Ya se ve que esta forma primaria de la voluntad de Dios se distingue de lo que solemos considerar como una "ley" que preceptúa al modo humano. En efecto, las leyes que hacemos los hombres suelen ser determinaciones concretas de la conducta. Por el contrario, la ley natural nos reclama actitudes que no son deterministas, pues ante la realidad reconocida y respetada se pueden tener actitudes muy diversas, todas ellas correctas. Por supuesto, si la naturaleza de las cosas no es reconocida y respetada, la acción será incorrecta, violará la realidad, y violará también la voluntad de Dios.

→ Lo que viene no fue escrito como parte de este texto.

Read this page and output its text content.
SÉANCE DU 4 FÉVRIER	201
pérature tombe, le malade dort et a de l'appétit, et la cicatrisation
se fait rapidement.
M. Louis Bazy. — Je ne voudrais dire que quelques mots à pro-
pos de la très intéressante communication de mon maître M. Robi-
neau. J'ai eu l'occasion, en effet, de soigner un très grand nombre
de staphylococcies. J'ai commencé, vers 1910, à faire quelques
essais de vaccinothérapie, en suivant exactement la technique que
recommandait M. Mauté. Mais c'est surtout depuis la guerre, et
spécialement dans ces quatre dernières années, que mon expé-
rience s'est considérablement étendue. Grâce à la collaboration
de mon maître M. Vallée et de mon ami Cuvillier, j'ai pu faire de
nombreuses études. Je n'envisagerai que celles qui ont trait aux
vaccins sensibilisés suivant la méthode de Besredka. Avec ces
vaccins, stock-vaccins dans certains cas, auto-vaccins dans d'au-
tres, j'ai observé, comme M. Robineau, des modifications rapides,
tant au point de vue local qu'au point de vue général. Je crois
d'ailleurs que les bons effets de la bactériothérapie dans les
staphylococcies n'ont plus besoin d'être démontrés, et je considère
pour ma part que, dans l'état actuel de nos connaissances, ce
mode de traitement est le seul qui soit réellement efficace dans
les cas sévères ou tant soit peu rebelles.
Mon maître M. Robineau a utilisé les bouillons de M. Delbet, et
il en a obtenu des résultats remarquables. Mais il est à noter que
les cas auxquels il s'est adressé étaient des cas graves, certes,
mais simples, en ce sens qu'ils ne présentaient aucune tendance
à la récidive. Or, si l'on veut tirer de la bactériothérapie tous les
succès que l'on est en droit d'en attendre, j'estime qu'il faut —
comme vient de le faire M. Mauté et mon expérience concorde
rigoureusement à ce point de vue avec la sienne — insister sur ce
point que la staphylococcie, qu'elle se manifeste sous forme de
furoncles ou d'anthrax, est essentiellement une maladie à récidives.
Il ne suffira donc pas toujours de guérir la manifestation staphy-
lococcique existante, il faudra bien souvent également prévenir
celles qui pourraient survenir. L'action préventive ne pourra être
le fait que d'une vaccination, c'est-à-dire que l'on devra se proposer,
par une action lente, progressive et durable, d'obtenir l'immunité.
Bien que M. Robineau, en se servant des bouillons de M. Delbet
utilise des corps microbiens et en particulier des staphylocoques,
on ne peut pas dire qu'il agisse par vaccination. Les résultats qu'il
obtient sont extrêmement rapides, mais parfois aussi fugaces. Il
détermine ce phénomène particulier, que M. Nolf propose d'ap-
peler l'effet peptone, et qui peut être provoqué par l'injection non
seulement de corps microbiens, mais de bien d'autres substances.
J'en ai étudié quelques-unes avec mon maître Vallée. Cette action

La respuesta que el ser humano ha de dar a la voluntad de Dios, entendida ésta como hemos expuesto, se puede entender quizá más adecuadamente según el modelo dialógico. Las manifestaciones que Dios hace de su voluntad admiten muy diversas respuestas positivas. Dios deja libertad a su criatura para que decida qué respuesta darle. Cuando la libertad del hombre decide dar una respuesta positiva, libre y creativa, Dios la acepta benevolente. La historia de la vocación al sacerdocio del Beato Josemaría, es muy ilustrativa a este respecto. Dios le había hecho sentir que deseaba algo grande de él. Ésta fue como la primera palabra de Dios en un diálogo. Entonces Dios calló, y dejó la iniciativa a su criatura. Ésta, desde su libertad decidió hacerse sacerdote. No se trató de una llamada explícita por parte de Dios. Menos aún de un mandato imperativo. La iniciativa de la entrega al sacerdocio estuvo en la libertad humana. Ciertamente por estar en el seno de un diálogo con Dios, puede decirse que esa decisión humana fue acogida o sancionada en el ámbito divino del diálogo, pero fue una elección humana libre y no determinada: no fue simplemente un decir que "si" a algo que Dios había expresado claramente, sino que implicó la capacidad de iniciativa de la libertad personal.

Las respuestas que el hombre da a Dios, las da desde la propia situación, es decir, desde la realidad propia y desde la realidad del mundo en que vive. En este sentido, puede decirse que son verdaderas respuestas a Dios, pero no porque Dios haya manifestado un mandato determinado en concreto, sino porque las condiciones propias y la naturaleza de las criaturas que configuran el mundo, deben ser consideradas como ley o voluntad de Dios.